(ITS#8474) Securely Erase BerElement Buffer After Use

[alcronin@cisco.com]

Full_Name: Alan Cronin
Version: 2.4.44
OS: Windows 8.1
URL: https://dl.dropboxusercontent.com/u/82343475/SecurelyEraseBuffer.diff
Submission from: (NULL) (2001:420:4041:2003:f942:59a5:545f:b334)


The following patch is a modification to the OpenLDAP BerElement buffer. The
buffer can be used to contain the LDAP request including the password for
authentication. While this is free'd when it is no longer needed, the contents
of the buffer is not overwritten from memory. This can lead to someone reading
the memory of the process and determining what the password is. The change
included in this patch will iterate over the memory and clear it. This will
remove any trace of the password by the time execution is handed back to the
caller.

The attached patch file is derived from OpenLDAP Software. All of the
modifications to OpenLDAP Software represented in the following patch(es) were
developed by Alan Cronin alcronin@cisco.com. I have not assigned rights and/or
interest in this work to any party. 
The attached file is derived from OpenLDAP Software.
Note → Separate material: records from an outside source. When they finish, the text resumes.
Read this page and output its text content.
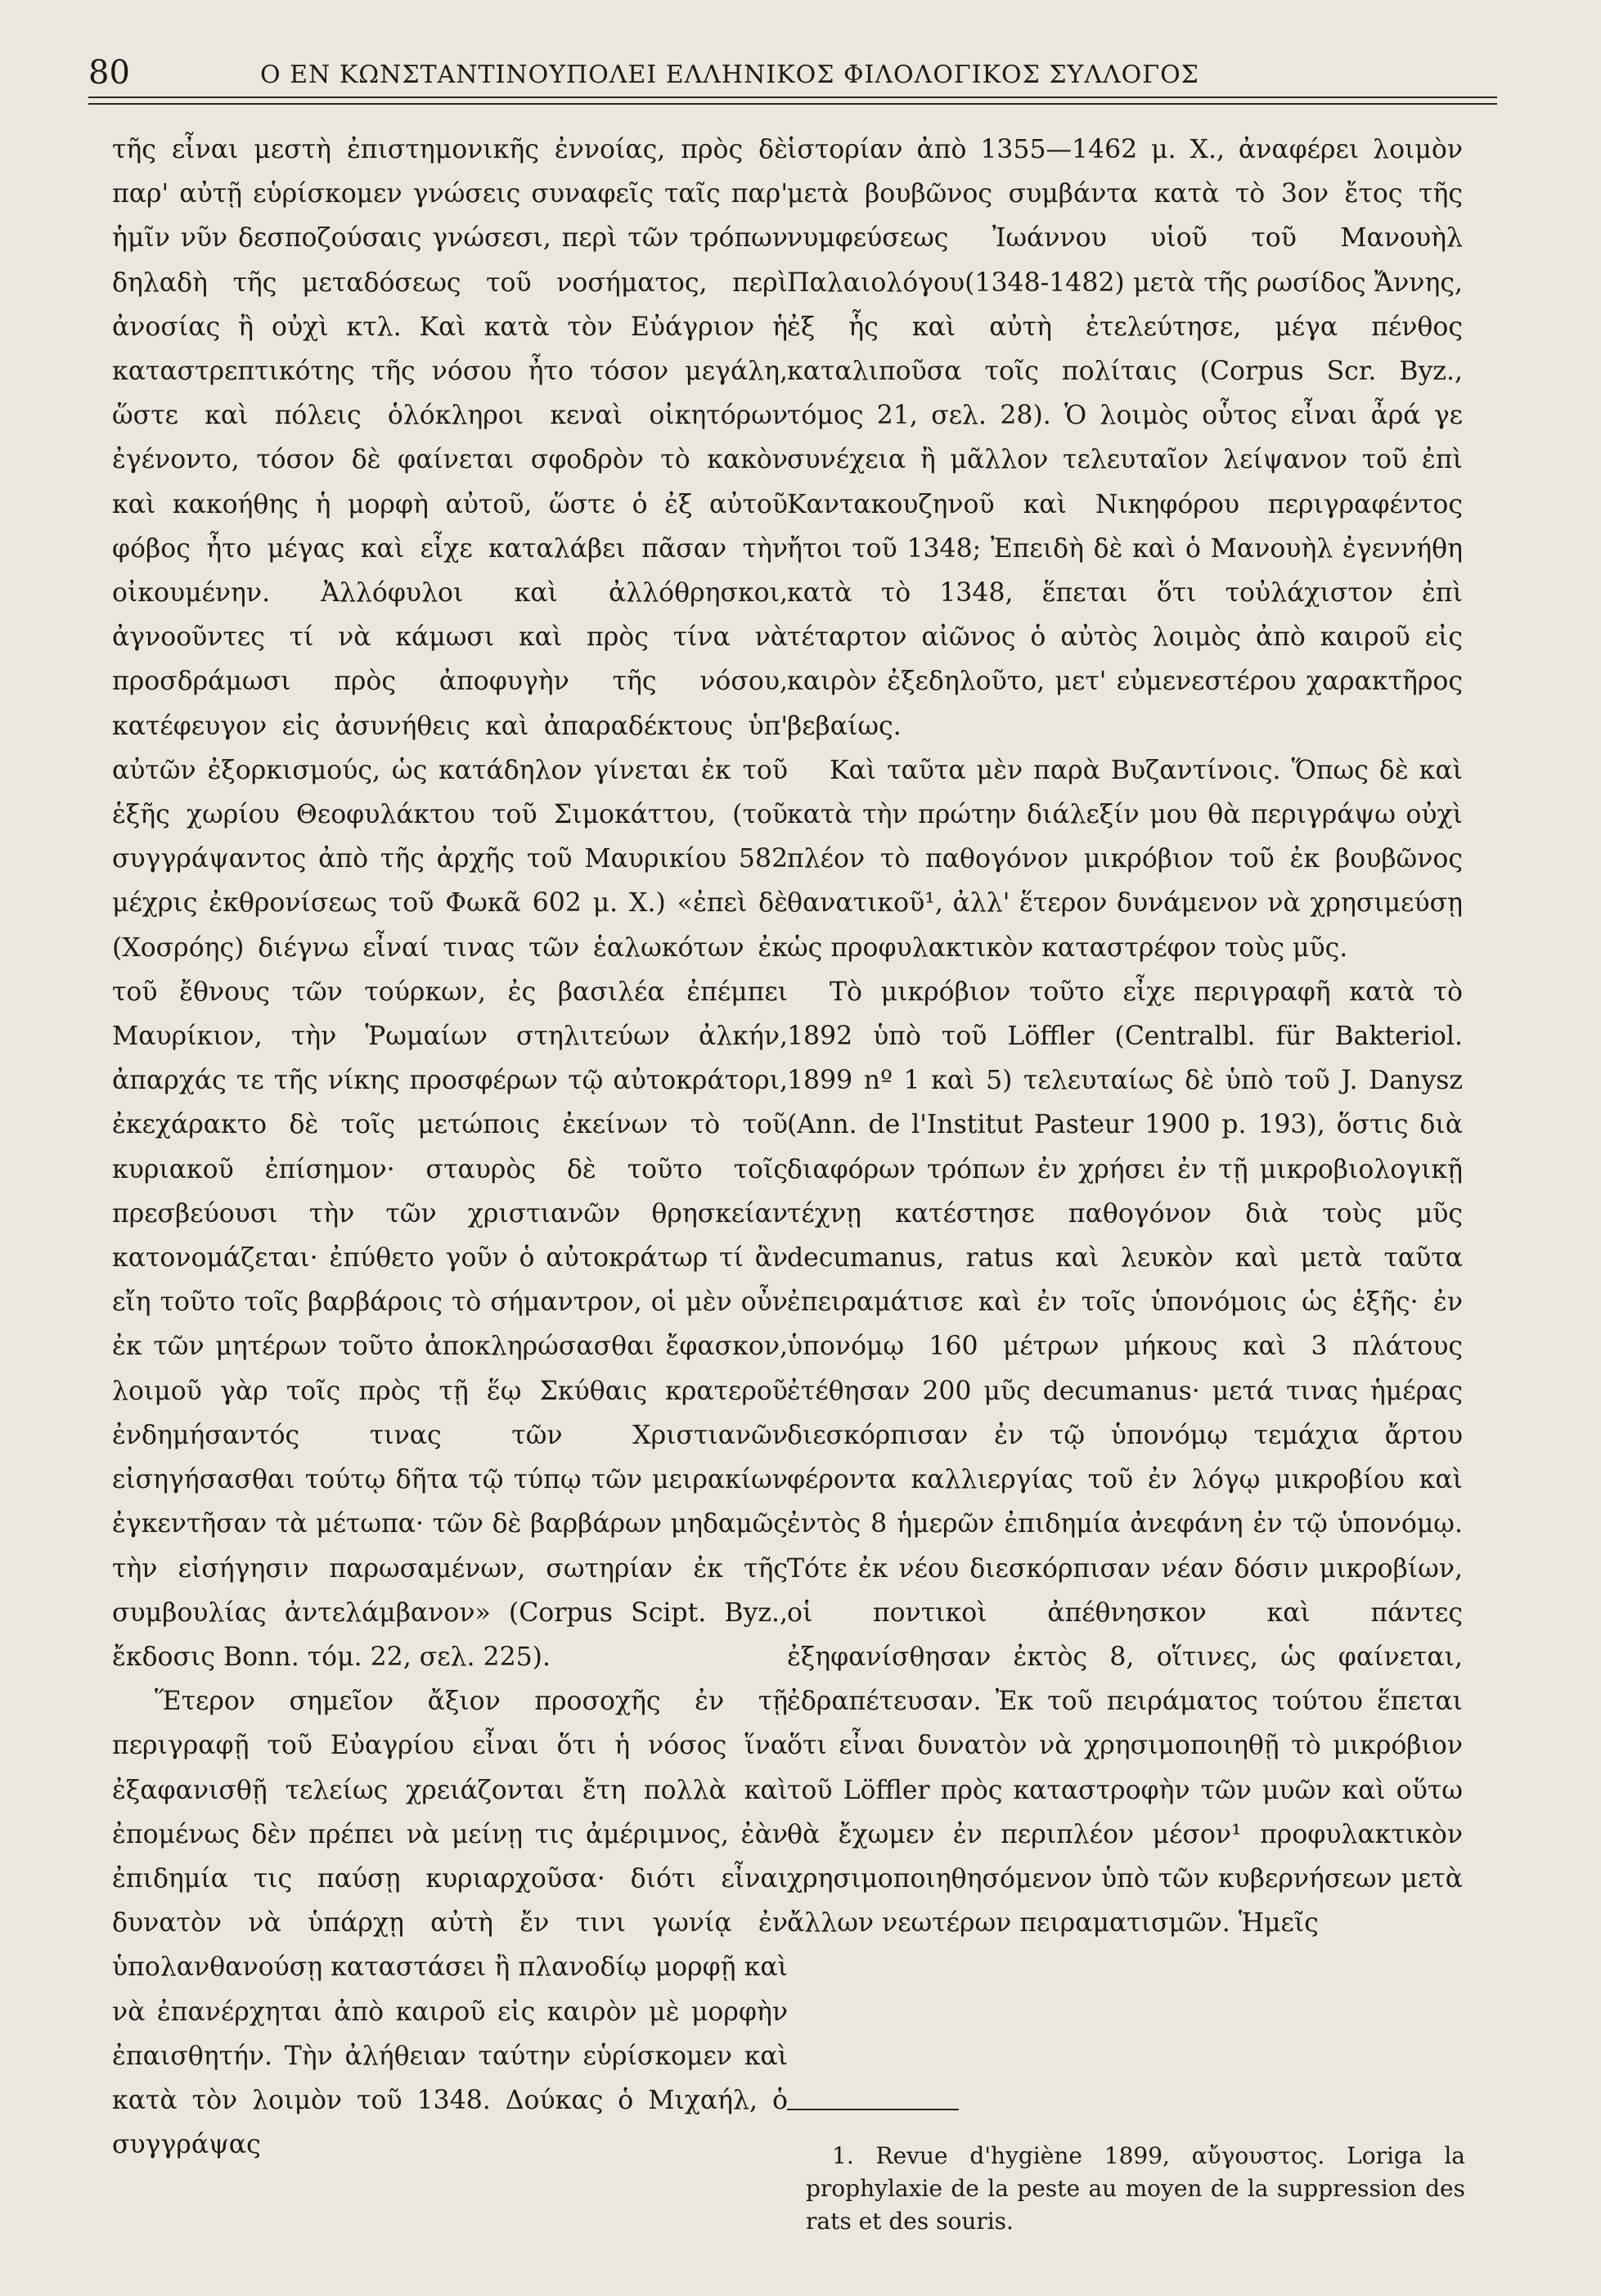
80	Ο ΕΝ ΚΩΝΣΤΑΝΤΙΝΟΥΠΟΛΕΙ ΕΛΛΗΝΙΚΟΣ ΦΙΛΟΛΟΓΙΚΟΣ ΣΥΛΛΟΓΟΣ

τῆς εἶναι μεστὴ ἐπιστημονικῆς ἐννοίας, πρὸς δὲ παρ' αὐτῇ εὑρίσκομεν γνώσεις συναφεῖς ταῖς παρ' ἡμῖν νῦν δεσποζούσαις γνώσεσι, περὶ τῶν τρόπων δηλαδὴ τῆς μεταδόσεως τοῦ νοσήματος, περὶ ἀνοσίας ἢ οὐχὶ κτλ. Καὶ κατὰ τὸν Εὐάγριον ἡ καταστρεπτικότης τῆς νόσου ἦτο τόσον μεγάλη, ὥστε καὶ πόλεις ὁλόκληροι κεναὶ οἰκητόρων ἐγένοντο, τόσον δὲ φαίνεται σφοδρὸν τὸ κακὸν καὶ κακοήθης ἡ μορφὴ αὐτοῦ, ὥστε ὁ ἐξ αὐτοῦ φόβος ἦτο μέγας καὶ εἶχε καταλάβει πᾶσαν τὴν οἰκουμένην. Ἀλλόφυλοι καὶ ἀλλόθρησκοι, ἀγνοοῦντες τί νὰ κάμωσι καὶ πρὸς τίνα νὰ προσδράμωσι πρὸς ἀποφυγὴν τῆς νόσου, κατέφευγον εἰς ἀσυνήθεις καὶ ἀπαραδέκτους ὑπ' αὐτῶν ἐξορκισμούς, ὡς κατάδηλον γίνεται ἐκ τοῦ ἑξῆς χωρίου Θεοφυλάκτου τοῦ Σιμοκάττου, (τοῦ συγγράψαντος ἀπὸ τῆς ἀρχῆς τοῦ Μαυρικίου 582 μέχρις ἐκθρονίσεως τοῦ Φωκᾶ 602 μ. Χ.) «ἐπεὶ δὲ (Χοσρόης) διέγνω εἶναί τινας τῶν ἑαλωκότων ἐκ τοῦ ἔθνους τῶν τούρκων, ἐς βασιλέα ἐπέμπει Μαυρίκιον, τὴν Ῥωμαίων στηλιτεύων ἀλκήν, ἀπαρχάς τε τῆς νίκης προσφέρων τῷ αὐτοκράτορι, ἐκεχάρακτο δὲ τοῖς μετώποις ἐκείνων τὸ τοῦ κυριακοῦ ἐπίσημον· σταυρὸς δὲ τοῦτο τοῖς πρεσβεύουσι τὴν τῶν χριστιανῶν θρησκείαν κατονομάζεται· ἐπύθετο γοῦν ὁ αὐτοκράτωρ τί ἂν εἴη τοῦτο τοῖς βαρβάροις τὸ σήμαντρον, οἱ μὲν οὖν ἐκ τῶν μητέρων τοῦτο ἀποκληρώσασθαι ἔφασκον, λοιμοῦ γὰρ τοῖς πρὸς τῇ ἕῳ Σκύθαις κρατεροῦ ἐνδημήσαντός τινας τῶν Χριστιανῶν εἰσηγήσασθαι τούτῳ δῆτα τῷ τύπῳ τῶν μειρακίων ἐγκεντῆσαν τὰ μέτωπα· τῶν δὲ βαρβάρων μηδαμῶς τὴν εἰσήγησιν παρωσαμένων, σωτηρίαν ἐκ τῆς συμβουλίας ἀντελάμβανον» (Corpus Scipt. Byz., ἔκδοσις Bonn. τόμ. 22, σελ. 225).

Ἕτερον σημεῖον ἄξιον προσοχῆς ἐν τῇ περιγραφῇ τοῦ Εὐαγρίου εἶναι ὅτι ἡ νόσος ἵνα ἐξαφανισθῇ τελείως χρειάζονται ἔτη πολλὰ καὶ ἐπομένως δὲν πρέπει νὰ μείνῃ τις ἀμέριμνος, ἐὰν ἐπιδημία τις παύσῃ κυριαρχοῦσα· διότι εἶναι δυνατὸν νὰ ὑπάρχῃ αὐτὴ ἔν τινι γωνίᾳ ἐν ὑπολανθανούσῃ καταστάσει ἢ πλανοδίῳ μορφῇ καὶ νὰ ἐπανέρχηται ἀπὸ καιροῦ εἰς καιρὸν μὲ μορφὴν ἐπαισθητήν. Τὴν ἀλήθειαν ταύτην εὑρίσκομεν καὶ κατὰ τὸν λοιμὸν τοῦ 1348. Δούκας ὁ Μιχαήλ, ὁ συγγράψας

ἱστορίαν ἀπὸ 1355—1462 μ. Χ., ἀναφέρει λοιμὸν μετὰ βουβῶνος συμβάντα κατὰ τὸ 3ον ἔτος τῆς νυμφεύσεως Ἰωάννου υἱοῦ τοῦ Μανουὴλ Παλαιολόγου(1348-1482) μετὰ τῆς ρωσίδος Ἄννης, ἐξ ἧς καὶ αὐτὴ ἐτελεύτησε, μέγα πένθος καταλιποῦσα τοῖς πολίταις (Corpus Scr. Byz., τόμος 21, σελ. 28). Ὁ λοιμὸς οὗτος εἶναι ἆρά γε συνέχεια ἢ μᾶλλον τελευταῖον λείψανον τοῦ ἐπὶ Καντακουζηνοῦ καὶ Νικηφόρου περιγραφέντος ἤτοι τοῦ 1348; Ἐπειδὴ δὲ καὶ ὁ Μανουὴλ ἐγεννήθη κατὰ τὸ 1348, ἕπεται ὅτι τοὐλάχιστον ἐπὶ τέταρτον αἰῶνος ὁ αὐτὸς λοιμὸς ἀπὸ καιροῦ εἰς καιρὸν ἐξεδηλοῦτο, μετ' εὐμενεστέρου χαρακτῆρος βεβαίως.

Καὶ ταῦτα μὲν παρὰ Βυζαντίνοις. Ὅπως δὲ καὶ κατὰ τὴν πρώτην διάλεξίν μου θὰ περιγράψω οὐχὶ πλέον τὸ παθογόνον μικρόβιον τοῦ ἐκ βουβῶνος θανατικοῦ¹, ἀλλ' ἕτερον δυνάμενον νὰ χρησιμεύσῃ ὡς προφυλακτικὸν καταστρέφον τοὺς μῦς.

Τὸ μικρόβιον τοῦτο εἶχε περιγραφῆ κατὰ τὸ 1892 ὑπὸ τοῦ Löffler (Centralbl. für Bakteriol. 1899 nº 1 καὶ 5) τελευταίως δὲ ὑπὸ τοῦ J. Danysz (Ann. de l'Institut Pasteur 1900 p. 193), ὅστις διὰ διαφόρων τρόπων ἐν χρήσει ἐν τῇ μικροβιολογικῇ τέχνῃ κατέστησε παθογόνον διὰ τοὺς μῦς decumanus, ratus καὶ λευκὸν καὶ μετὰ ταῦτα ἐπειραμάτισε καὶ ἐν τοῖς ὑπονόμοις ὡς ἑξῆς· ἐν ὑπονόμῳ 160 μέτρων μήκους καὶ 3 πλάτους ἐτέθησαν 200 μῦς decumanus· μετά τινας ἡμέρας διεσκόρπισαν ἐν τῷ ὑπονόμῳ τεμάχια ἄρτου φέροντα καλλιεργίας τοῦ ἐν λόγῳ μικροβίου καὶ ἐντὸς 8 ἡμερῶν ἐπιδημία ἀνεφάνη ἐν τῷ ὑπονόμῳ. Τότε ἐκ νέου διεσκόρπισαν νέαν δόσιν μικροβίων, οἱ ποντικοὶ ἀπέθνησκον καὶ πάντες ἐξηφανίσθησαν ἐκτὸς 8, οἵτινες, ὡς φαίνεται, ἐδραπέτευσαν. Ἐκ τοῦ πειράματος τούτου ἕπεται ὅτι εἶναι δυνατὸν νὰ χρησιμοποιηθῇ τὸ μικρόβιον τοῦ Löffler πρὸς καταστροφὴν τῶν μυῶν καὶ οὕτω θὰ ἔχωμεν ἐν περιπλέον μέσον¹ προφυλακτικὸν χρησιμοποιηθησόμενον ὑπὸ τῶν κυβερνήσεων μετὰ ἄλλων νεωτέρων πειραματισμῶν. Ἡμεῖς

1. Revue d'hygiène 1899, αὔγουστος. Loriga la prophylaxie de la peste au moyen de la suppression des rats et des souris.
All of the modifications to
OpenLDAP Software represented in the following patch(es) were developed by Cisco
Systems, Inc.. Cisco Systems, Inc. has not assigned rights and/or interest in
this work to any party. I, Alan Cronin am authorized by Cisco Systems, Inc., my
employer, to release this work under the following terms. 
Cisco Systems, Inc. hereby place the following modifications to OpenLDAP
Software (and only these modifications) into the public domain. Hence, these
modifications may be freely used and/or redistributed for any purpose with or
without attribution and/or other notice.